What does it mean to be a model minority? And how does one stop being one? In her poignant new book of personal essays, Ordinary Disasters: How I Stopped Being a Model Minority, Anne Anlin Cheng takes an unflinching look at race, gender, aging, immigration, and growing up Asian in the American South, examining, through lenses both intimate and political, what it means to be an Asian American woman living in America today.

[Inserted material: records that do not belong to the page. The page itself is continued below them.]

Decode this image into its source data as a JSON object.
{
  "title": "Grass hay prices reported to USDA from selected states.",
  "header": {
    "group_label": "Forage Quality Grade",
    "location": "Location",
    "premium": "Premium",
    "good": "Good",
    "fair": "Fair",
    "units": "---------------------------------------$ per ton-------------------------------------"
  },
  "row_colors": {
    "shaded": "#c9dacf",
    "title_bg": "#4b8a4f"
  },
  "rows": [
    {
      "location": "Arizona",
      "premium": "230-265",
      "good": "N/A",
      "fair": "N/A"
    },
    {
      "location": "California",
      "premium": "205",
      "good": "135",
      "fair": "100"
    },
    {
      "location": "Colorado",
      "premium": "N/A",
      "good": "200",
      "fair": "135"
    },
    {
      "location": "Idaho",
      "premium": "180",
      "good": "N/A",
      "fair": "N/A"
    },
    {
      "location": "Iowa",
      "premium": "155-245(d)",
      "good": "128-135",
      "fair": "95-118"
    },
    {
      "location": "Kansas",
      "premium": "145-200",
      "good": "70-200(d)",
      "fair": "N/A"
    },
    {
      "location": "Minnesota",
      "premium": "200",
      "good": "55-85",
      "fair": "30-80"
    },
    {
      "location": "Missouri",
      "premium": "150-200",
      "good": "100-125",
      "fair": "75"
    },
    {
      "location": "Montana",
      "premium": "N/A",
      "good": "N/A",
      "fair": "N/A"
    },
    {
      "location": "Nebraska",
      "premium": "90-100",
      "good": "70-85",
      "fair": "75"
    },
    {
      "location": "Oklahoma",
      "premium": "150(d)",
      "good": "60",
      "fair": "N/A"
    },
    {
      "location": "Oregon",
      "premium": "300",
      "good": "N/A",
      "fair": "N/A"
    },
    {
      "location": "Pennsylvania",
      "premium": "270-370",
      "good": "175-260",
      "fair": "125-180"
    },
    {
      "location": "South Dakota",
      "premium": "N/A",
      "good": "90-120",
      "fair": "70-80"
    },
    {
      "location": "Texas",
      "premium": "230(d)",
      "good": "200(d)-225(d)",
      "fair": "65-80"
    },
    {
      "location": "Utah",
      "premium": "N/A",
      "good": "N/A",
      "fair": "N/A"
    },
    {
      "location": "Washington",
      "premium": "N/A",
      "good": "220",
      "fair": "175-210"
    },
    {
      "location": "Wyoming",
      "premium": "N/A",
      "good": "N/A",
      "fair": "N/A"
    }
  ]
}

Join us for a special conversation between Cheng and noted writers Cathy Park Hong and Jia Tolentino. Together, they will discuss love, grief, memory, interracial and intergenerational relationships, identity, and the intricacies of the Asian American experience.
This program will be followed by a brief book signing of Cheng’s Ordinary Disasters (2024), Hong’s Minor Feelings: An Asian American Reckoning (2020), and Tolentino’s Trick Mirror: Reflections on Self-Delusion (2019).
Anne Anlin Cheng is a professor of English at Princeton University and was a 2023–24 MoMA Scholar in Residence. She is the author of The Melancholy of Race: Psychoanalysis, Assimilation, and Hidden Grief (2000), Second Skin: Josephine Baker and the Modern Surface (2000), Ornamentalism (2018), and Ordinary Disasters: How I Stopped Being a Model Minority (2024).
Cathy Park Hong is a professor of English at University of California, Berkeley, and the author of Minor Feelings: An Asian American Reckoning (2021) and the poetry collections Engine Empire (2012), Dance Dance Revolution (2007), and Translating Mo’um (2002).
Jia Tolentino is a staff writer at the New Yorker and the author of the essay collection Trick Mirror: Reflections on Self-Delusion (2019).